Why Emotions Feel Harder Before They Get Easier (And How to Start Processing Them)
Working with your emotions can feel intimidating, especially if no one ever showed you how to do it. It’s not something we’re simply born knowing how to do, it’s something we learn over time. Ideally, emotional processing is modelled and supported in childhood, but for many millennials and Gen Z, that wasn’t always the case.
So it makes sense that this can feel unfamiliar, or even overwhelming at times. Let’s get into what it actually means to work with your emotions, and why it can feel especially difficult in the beginning.
What does “working with your emotions” even mean?
There are general steps you can follow, but the way you move through emotions will always be personal. It depends on your history, your current environment, and what you’re feeling in that moment. Still, there are a few core parts of emotional regulation that can help guide you.
Recognizing the emotion
Sometimes emotions don’t show up neatly. You might feel overwhelmed, flooded, or unsure of what’s even happening internally. Naming your emotions can feel like too much, especially when multiple feelings show up at once. That’s normal.
In those moments, it can help to pause and gently ask yourself: what might I be feeling right now? Using a simple tool like a Feelings Wheel can make this easier. You don’t need to get it exactly right. Even landing on a few emotions that feel close is enough. This step alone starts building emotional awareness, which is a foundational part of self-regulation.
Feeling the emotion
You’ve probably heard “just feel your feelings,” but no one really explains how to do that.
This is where tuning into your body becomes important. One helpful approach is a Body Scan, a mindfulness-based practice that brings attention to physical sensations. Here’s a simple way to try it:
Get comfortable, either sitting or lying down
Take a few slow, steady breaths
Bring your attention to one area of your body at a time, starting from your head or your feet
Notice any sensations, like tightness, warmth, heaviness, or tingling
If you find tension, breathe into that space and allow it to soften if it can
This kind of practice is part of somatic processing, which simply means working with the body to process emotions.
Emotions don’t just live in your mind. They show up physically. Tight shoulders when you’re stressed. Heat in your face when you’re angry. A lump in your throat when you’re about to cry. Learning to notice these sensations helps you access emotions more directly, instead of avoiding or overthinking them.
Releasing the emotion
Once you’ve started accessing your emotions, you’ve already begun the process of processing emotions. From there, you can support emotional release through coping strategies.
Coping skills are active ways of helping your nervous system move through something difficult. Different things work for different people, but here are some options you can experiment with:
Exercise like walking, running, or swimming
Movement like dancing, stretching, or yoga
Deep breathing techniques such as box breathing or 4-7-8 breathing
Writing through journaling, poetry, or unsent letters
Music, whether that’s listening, singing, or playing an instrument
Nurturing hobbies like baking, gardening, or creating something with your hands
Grounding exercises like the 5-4-3-2-1 technique
Simple affirmations such as “I am safe” or “I can get through this”

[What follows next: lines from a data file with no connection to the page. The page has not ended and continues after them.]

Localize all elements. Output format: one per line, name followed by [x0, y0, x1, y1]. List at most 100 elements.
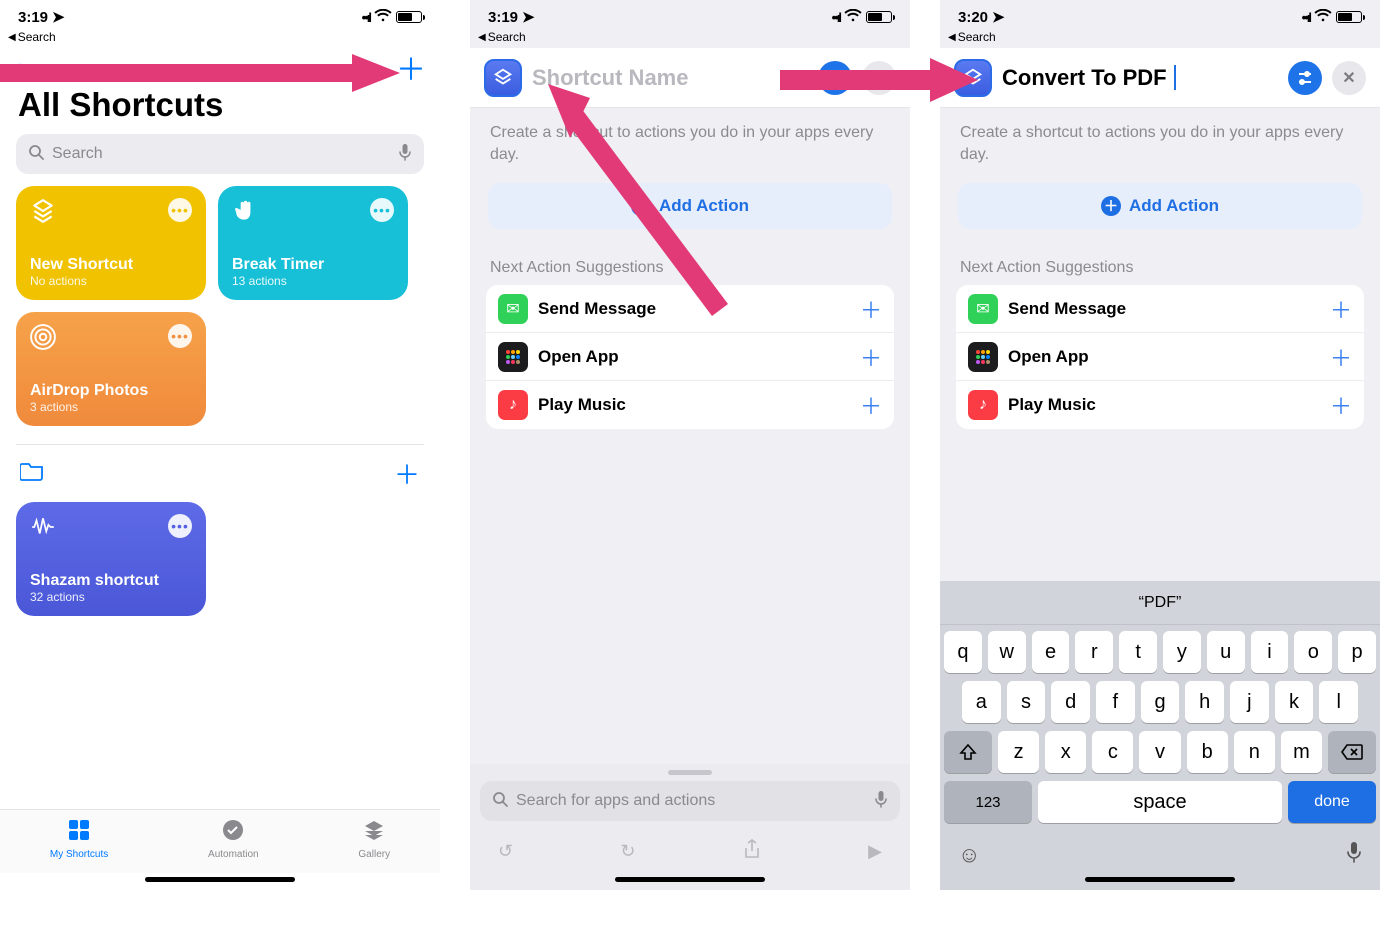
- undo-button[interactable]: ↺: [498, 841, 513, 862]
- suggestion-row[interactable]: Open App ＋: [956, 333, 1364, 381]
- key-s[interactable]: s: [1007, 681, 1046, 723]
- key-z[interactable]: z: [998, 731, 1039, 773]
- key-k[interactable]: k: [1275, 681, 1314, 723]
- folder-icon[interactable]: [20, 461, 44, 487]
- add-folder-button[interactable]: ＋: [394, 455, 420, 492]
- messages-icon: ✉︎: [498, 294, 528, 324]
- suggestion-row[interactable]: ♪ Play Music ＋: [486, 381, 894, 429]
- key-v[interactable]: v: [1139, 731, 1180, 773]
- tab-gallery[interactable]: Gallery: [358, 819, 390, 860]
- battery-icon: [1336, 11, 1362, 23]
- shortcut-name-input[interactable]: Shortcut Name: [532, 65, 808, 91]
- redo-button[interactable]: ↻: [620, 841, 635, 862]
- cellular-icon: ••ıl: [1302, 10, 1310, 25]
- mic-icon[interactable]: [398, 143, 412, 166]
- close-button[interactable]: ✕: [862, 61, 896, 95]
- add-suggestion-button[interactable]: ＋: [1330, 389, 1352, 421]
- key-c[interactable]: c: [1092, 731, 1133, 773]
- back-to-search[interactable]: ◀ Search: [940, 30, 1380, 48]
- shortcut-app-icon[interactable]: [954, 59, 992, 97]
- key-m[interactable]: m: [1281, 731, 1322, 773]
- space-key[interactable]: space: [1038, 781, 1282, 823]
- back-chevron-icon[interactable]: ‹: [14, 52, 23, 83]
- search-icon: [492, 791, 508, 812]
- tab-automation[interactable]: Automation: [208, 819, 259, 860]
- folder-row: ＋: [0, 455, 440, 502]
- dictate-key[interactable]: [1346, 841, 1362, 869]
- add-suggestion-button[interactable]: ＋: [860, 293, 882, 325]
- settings-button[interactable]: [818, 61, 852, 95]
- actions-search-input[interactable]: Search for apps and actions: [480, 781, 900, 821]
- key-w[interactable]: w: [988, 631, 1026, 673]
- card-more-button[interactable]: •••: [168, 514, 192, 538]
- key-u[interactable]: u: [1207, 631, 1245, 673]
- suggestion-row[interactable]: Open App ＋: [486, 333, 894, 381]
- key-i[interactable]: i: [1251, 631, 1289, 673]
- add-action-button[interactable]: ＋ Add Action: [958, 183, 1362, 229]
- numbers-key[interactable]: 123: [944, 781, 1032, 823]
- suggestion-row[interactable]: ✉︎ Send Message ＋: [956, 285, 1364, 333]
- close-button[interactable]: ✕: [1332, 61, 1366, 95]
- key-r[interactable]: r: [1075, 631, 1113, 673]
- key-y[interactable]: y: [1163, 631, 1201, 673]
- cellular-icon: ••ıl: [362, 10, 370, 25]
- shortcut-card[interactable]: ••• New Shortcut No actions: [16, 186, 206, 300]
- divider: [16, 444, 424, 445]
- card-title: New Shortcut: [30, 256, 192, 274]
- key-h[interactable]: h: [1185, 681, 1224, 723]
- play-button[interactable]: ▶: [868, 841, 882, 862]
- key-a[interactable]: a: [962, 681, 1001, 723]
- shortcut-card[interactable]: ••• Break Timer 13 actions: [218, 186, 408, 300]
- location-icon: ➤: [522, 8, 535, 26]
- add-suggestion-button[interactable]: ＋: [1330, 293, 1352, 325]
- key-q[interactable]: q: [944, 631, 982, 673]
- card-more-button[interactable]: •••: [370, 198, 394, 222]
- key-l[interactable]: l: [1319, 681, 1358, 723]
- shift-key[interactable]: [944, 731, 992, 773]
- home-indicator[interactable]: [145, 877, 295, 882]
- done-key[interactable]: done: [1288, 781, 1376, 823]
- key-p[interactable]: p: [1338, 631, 1376, 673]
- editor-header: Shortcut Name ✕: [470, 48, 910, 108]
- drag-indicator[interactable]: [668, 770, 712, 775]
- tab-my-shortcuts[interactable]: My Shortcuts: [50, 819, 108, 860]
- back-to-search[interactable]: ◀ Search: [470, 30, 910, 48]
- key-b[interactable]: b: [1187, 731, 1228, 773]
- suggestion-row[interactable]: ✉︎ Send Message ＋: [486, 285, 894, 333]
- back-to-search[interactable]: ◀ Search: [0, 30, 440, 48]
- suggestion-row[interactable]: ♪ Play Music ＋: [956, 381, 1364, 429]
- suggestion-label: Open App: [1008, 347, 1089, 367]
- share-button[interactable]: [743, 839, 761, 864]
- home-indicator[interactable]: [615, 877, 765, 882]
- shortcut-card[interactable]: ••• Shazam shortcut 32 actions: [16, 502, 206, 616]
- card-more-button[interactable]: •••: [168, 324, 192, 348]
- key-n[interactable]: n: [1234, 731, 1275, 773]
- shortcut-app-icon[interactable]: [484, 59, 522, 97]
- key-d[interactable]: d: [1051, 681, 1090, 723]
- mic-icon[interactable]: [874, 790, 888, 813]
- card-more-button[interactable]: •••: [168, 198, 192, 222]
- search-input[interactable]: Search: [16, 134, 424, 174]
- add-action-button[interactable]: ＋ Add Action: [488, 183, 892, 229]
- settings-button[interactable]: [1288, 61, 1322, 95]
- editor-toolbar: ↺ ↻ ▶: [470, 829, 910, 873]
- app-grid-icon: [498, 342, 528, 372]
- key-t[interactable]: t: [1119, 631, 1157, 673]
- emoji-key[interactable]: ☺: [958, 842, 980, 868]
- key-o[interactable]: o: [1294, 631, 1332, 673]
- keyboard-suggestion[interactable]: “PDF”: [940, 581, 1380, 625]
- key-e[interactable]: e: [1032, 631, 1070, 673]
- add-suggestion-button[interactable]: ＋: [860, 341, 882, 373]
- add-suggestion-button[interactable]: ＋: [860, 389, 882, 421]
- home-indicator[interactable]: [1085, 877, 1235, 882]
- key-f[interactable]: f: [1096, 681, 1135, 723]
- shortcut-name-input[interactable]: Convert To PDF: [1002, 65, 1278, 91]
- shortcut-card[interactable]: ••• AirDrop Photos 3 actions: [16, 312, 206, 426]
- add-suggestion-button[interactable]: ＋: [1330, 341, 1352, 373]
- backspace-key[interactable]: [1328, 731, 1376, 773]
- key-j[interactable]: j: [1230, 681, 1269, 723]
- suggestion-label: Send Message: [538, 299, 656, 319]
- key-x[interactable]: x: [1045, 731, 1086, 773]
- key-g[interactable]: g: [1141, 681, 1180, 723]
- editor-subtitle: Create a shortcut to actions you do in y…: [940, 108, 1380, 179]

Over time, these tools help build your capacity for self-regulation and emotional resilience.
So why do emotions feel harder before they get easier?
When you begin this work, you’re asking your brain and body to do something unfamiliar. You’re building new patterns around mental health, emotional awareness, and regulation.

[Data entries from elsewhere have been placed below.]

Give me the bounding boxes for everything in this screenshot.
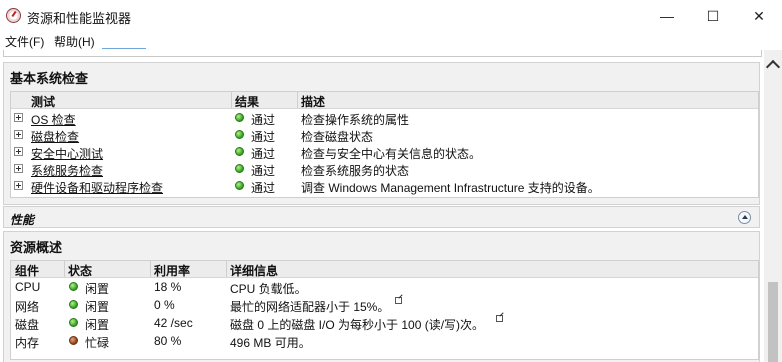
- basic-checks-table: 测试 结果 描述 OS 检查 通过 检查操作系统的属性 磁盘检查 通过 检查磁盘…: [10, 91, 759, 198]
- expand-icon[interactable]: [14, 181, 23, 190]
- details-text: 最忙的网络适配器小于 15%。: [230, 300, 390, 314]
- status-ok-icon: [235, 130, 244, 139]
- report-content: 基本系统检查 测试 结果 描述 OS 检查 通过 检查操作系统的属性 磁盘检查 …: [0, 50, 764, 362]
- column-result[interactable]: 结果: [235, 93, 259, 110]
- result-text: 通过: [251, 181, 276, 195]
- menu-help[interactable]: 帮助(H): [54, 33, 95, 50]
- column-details[interactable]: 详细信息: [230, 262, 278, 279]
- minimize-button[interactable]: —: [644, 0, 690, 32]
- component-name: CPU: [15, 280, 41, 294]
- description-text: 调查 Windows Management Infrastructure 支持的…: [301, 181, 600, 195]
- status-text: 闲置: [85, 318, 110, 332]
- table-row: 磁盘检查 通过 检查磁盘状态: [11, 126, 758, 144]
- status-text: 闲置: [85, 282, 110, 296]
- details-text: 496 MB 可用。: [230, 336, 311, 350]
- collapse-icon[interactable]: [738, 211, 751, 224]
- menu-file[interactable]: 文件(F): [5, 33, 44, 50]
- utilization-value: 18 %: [154, 280, 182, 294]
- status-ok-icon: [235, 113, 244, 122]
- resource-monitor-icon: [6, 8, 21, 23]
- expand-icon[interactable]: [14, 130, 23, 139]
- vertical-scrollbar[interactable]: [764, 50, 782, 362]
- previous-section-edge: [3, 50, 762, 57]
- expand-icon[interactable]: [14, 147, 23, 156]
- table-row: 内存 忙碌 80 % 496 MB 可用。: [11, 332, 758, 350]
- status-idle-icon: [69, 300, 78, 309]
- table-row: 磁盘 闲置 42 /sec 磁盘 0 上的磁盘 I/O 为每秒小于 100 (读…: [11, 314, 758, 332]
- close-button[interactable]: ✕: [736, 0, 782, 32]
- window-title: 资源和性能监视器: [27, 11, 132, 26]
- status-ok-icon: [235, 164, 244, 173]
- status-idle-icon: [69, 318, 78, 327]
- maximize-button[interactable]: ☐: [690, 0, 736, 32]
- status-ok-icon: [235, 147, 244, 156]
- component-name: 内存: [15, 336, 40, 350]
- utilization-value: 42 /sec: [154, 316, 193, 330]
- table-row: 安全中心测试 通过 检查与安全中心有关信息的状态。: [11, 143, 758, 161]
- column-test[interactable]: 测试: [31, 93, 55, 110]
- utilization-value: 0 %: [154, 298, 175, 312]
- menu-focus-line: [102, 48, 146, 49]
- performance-section-header[interactable]: 性能: [3, 206, 760, 228]
- title-bar: 资源和性能监视器 — ☐ ✕: [0, 0, 782, 32]
- section-title-performance: 性能: [10, 213, 35, 227]
- resource-overview-table: 组件 状态 利用率 详细信息 CPU 闲置 18 % CPU 负载低。 网络 闲…: [10, 260, 759, 360]
- section-title-basic-checks: 基本系统检查: [10, 71, 89, 86]
- column-status[interactable]: 状态: [68, 262, 92, 279]
- status-idle-icon: [69, 282, 78, 291]
- column-component[interactable]: 组件: [15, 262, 39, 279]
- scrollbar-thumb[interactable]: [768, 282, 778, 362]
- column-utilization[interactable]: 利用率: [154, 262, 190, 279]
- table-header: 组件 状态 利用率 详细信息: [11, 261, 758, 278]
- table-row: 网络 闲置 0 % 最忙的网络适配器小于 15%。: [11, 296, 758, 314]
- status-busy-icon: [69, 336, 78, 345]
- details-text: CPU 负载低。: [230, 282, 307, 296]
- component-name: 磁盘: [15, 318, 40, 332]
- edit-icon[interactable]: [496, 315, 503, 322]
- column-description[interactable]: 描述: [301, 93, 325, 110]
- status-text: 闲置: [85, 300, 110, 314]
- status-text: 忙碌: [85, 336, 110, 350]
- edit-icon[interactable]: [395, 297, 402, 304]
- table-row: 系统服务检查 通过 检查系统服务的状态: [11, 160, 758, 178]
- test-name-link[interactable]: 硬件设备和驱动程序检查: [31, 179, 163, 196]
- details-text: 磁盘 0 上的磁盘 I/O 为每秒小于 100 (读/写)次。: [230, 318, 485, 332]
- expand-icon[interactable]: [14, 164, 23, 173]
- section-title-resource-overview: 资源概述: [10, 240, 63, 255]
- status-ok-icon: [235, 181, 244, 190]
- table-row: 硬件设备和驱动程序检查 通过 调查 Windows Management Inf…: [11, 177, 758, 196]
- table-header: 测试 结果 描述: [11, 92, 758, 109]
- resource-overview-section: 资源概述 组件 状态 利用率 详细信息 CPU 闲置 18 % CPU 负载低。…: [3, 231, 760, 362]
- utilization-value: 80 %: [154, 334, 182, 348]
- expand-icon[interactable]: [14, 113, 23, 122]
- scroll-up-arrow-icon[interactable]: [765, 59, 781, 75]
- table-row: CPU 闲置 18 % CPU 负载低。: [11, 278, 758, 296]
- table-row: OS 检查 通过 检查操作系统的属性: [11, 109, 758, 127]
- component-name: 网络: [15, 300, 40, 314]
- menu-bar: 文件(F) 帮助(H): [0, 32, 782, 50]
- basic-checks-section: 基本系统检查 测试 结果 描述 OS 检查 通过 检查操作系统的属性 磁盘检查 …: [3, 62, 760, 205]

This can feel intense at first. A lot of people notice that once they start slowing down and paying attention, more emotions come up, not fewer. You might feel overwhelmed, stuck, or even frustrated that things feel heavier than before.
There’s a reason for that. If you’ve spent years avoiding, suppressing, or disconnecting from your emotions, your system adapted in a way that helped you function. That might have looked like shutting down, staying busy, or pushing things aside. Those patterns often develop early and serve a purpose at the time.
When you begin to open that door, everything that was pushed down doesn’t disappear quietly. It asks to be felt. That doesn’t mean you’re doing anything wrong. It means your system is starting to trust that it’s safe enough to process what’s been held.
Let’s use a gym analogy: the first few workouts are usually the hardest. Your muscles feel weak, sore, and unfamiliar with the movement. With consistency, your body adapts. What once felt overwhelming starts to feel manageable.
Emotional work follows a similar pattern. At first, it can feel uncomfortable, even exhausting. You might hit blocks. You might feel resistance. You might even feel anger or grief as you begin to understand how much has been sitting underneath the surface.
With time and practice, your capacity grows. You start to recognize your emotions more quickly. You move through them with a bit more ease. You feel less controlled by them and more in relationship with them.
Final Thoughts
Learning how to regulate your emotions is about building a relationship with your internal world so that your emotions feel less overwhelming and more understandable.
If this process feels hard right now, that doesn’t mean it’s not working. It often means you’re in the early stages of emotional processing, where things are being noticed in a new way.
That awareness is part of the work. And it’s a meaningful step toward feeling more grounded, more connected, and more in control of how you respond to what you feel.
Reflection question: What emotion have I been avoiding lately, and what might it feel like to gently make space for it, even for a few moments?